During the first round of talks in Geneva in December, the parties agreed on a broad framework for ending their war but a temporary one-week truce was widely violated. A second round of talks was set for Jan. 14, but has been indefinitely postponed.
"Deep divisions persist that prevent me from calling for the next round of talks," U.N. Yemen envoy Ismail Ould Cheikh Ahmed told the U.N. Security Council. "I have not, unfortunately, received sufficient assurances that a new cessation of hostilities, should I call for one, would be respected."
"We cannot delay these talks, in my view, beyond the month of March," he told reporters after the briefing.

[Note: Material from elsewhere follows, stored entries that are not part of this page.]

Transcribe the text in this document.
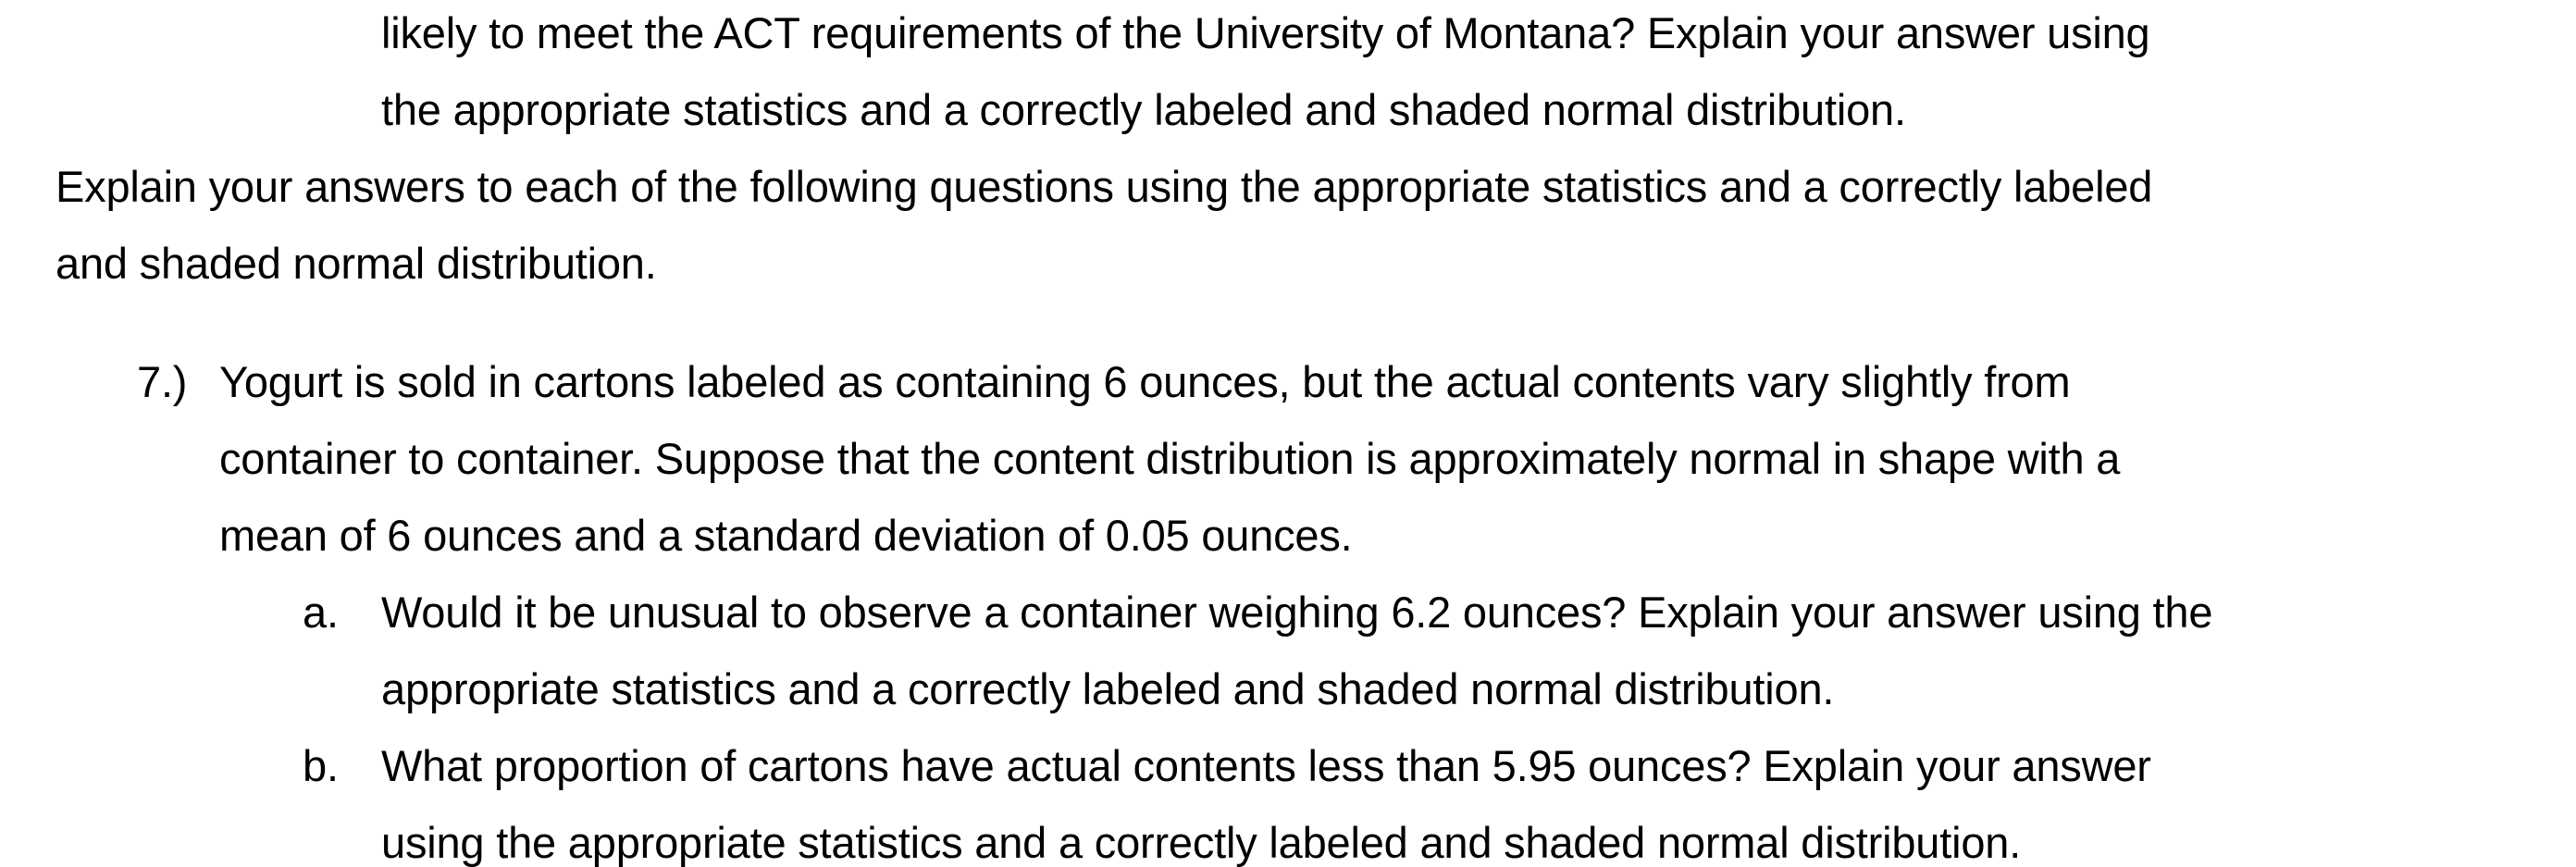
likely to meet the ACT requirements of the University of Montana? Explain your answer using
the appropriate statistics and a correctly labeled and shaded normal distribution.
Explain your answers to each of the following questions using the appropriate statistics and a correctly labeled
and shaded normal distribution.
7.) Yogurt is sold in cartons labeled as containing 6 ounces, but the actual contents vary slightly from
container to container. Suppose that the content distribution is approximately normal in shape with a
mean of 6 ounces and a standard deviation of 0.05 ounces.
a. Would it be unusual to observe a container weighing 6.2 ounces? Explain your answer using the
appropriate statistics and a correctly labeled and shaded normal distribution.
b. What proportion of cartons have actual contents less than 5.95 ounces? Explain your answer
using the appropriate statistics and a correctly labeled and shaded normal distribution.
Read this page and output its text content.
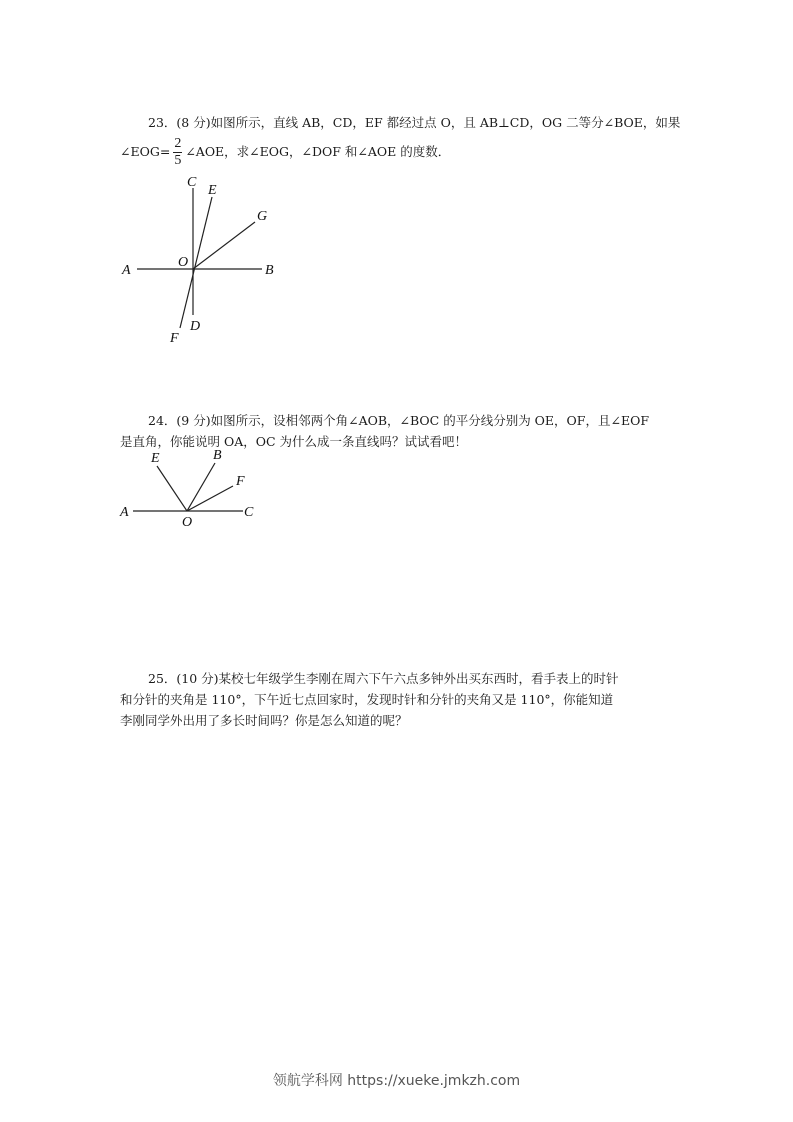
23．(8 分)如图所示，直线 AB，CD，EF 都经过点 O，且 AB⊥CD，OG 二等分∠BOE，如果
∠EOG= $\frac{2}{5}$ ∠AOE，求∠EOG，∠DOF 和∠AOE 的度数．
A	B
C
D
E
F
G
O
A	C
E	B
F
O
24．(9 分)如图所示，设相邻两个角∠AOB，∠BOC 的平分线分别为 OE，OF，且∠EOF
是直角，你能说明 OA，OC 为什么成一条直线吗？试试看吧！
25．(10 分)某校七年级学生李刚在周六下午六点多钟外出买东西时，看手表上的时针
和分针的夹角是 110°，下午近七点回家时，发现时针和分针的夹角又是 110°，你能知道
李刚同学外出用了多长时间吗？你是怎么知道的呢？
领航学科网 https://xueke.jmkzh.com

A Saudi Arabia-led coalition began a military campaign in March to prevent Iran-allied Houthi rebels and forces loyal to former Yemen President Ali Abdullah Saleh, from taking complete control of Yemen.
The United Nations said more than 6,000 people had been killed in the past year, of which about half were civilians.
U.N. sanctions monitors said in a report last month that the Saudi-led coalition and the Houthi rebels have targeted civilians and that some of the attacks could be a crimes against humanity.
"Yemen has suffered greatly, and its people have withstood an unspeakable tragedy," Ould Cheikh Ahmed said.
"The country's infrastructure is destroyed; families dispersed, and its social fabric torn apart. This is a critical and most difficult phase. With every passing day, more and more Yemeni lives are lost," he said.
Ould Cheikh Ahmed called on the Security Council to help push for a recommitment by the parties to a cessation of hostilities leading to a permanent ceasefire.
U.N. aid chief Stephen O'Brien told the Security Council on Tuesday that the Saudi-led coalition and Houthi rebels are both restricting humanitarian aid access in the impoverished country where more than 80 percent of people need help.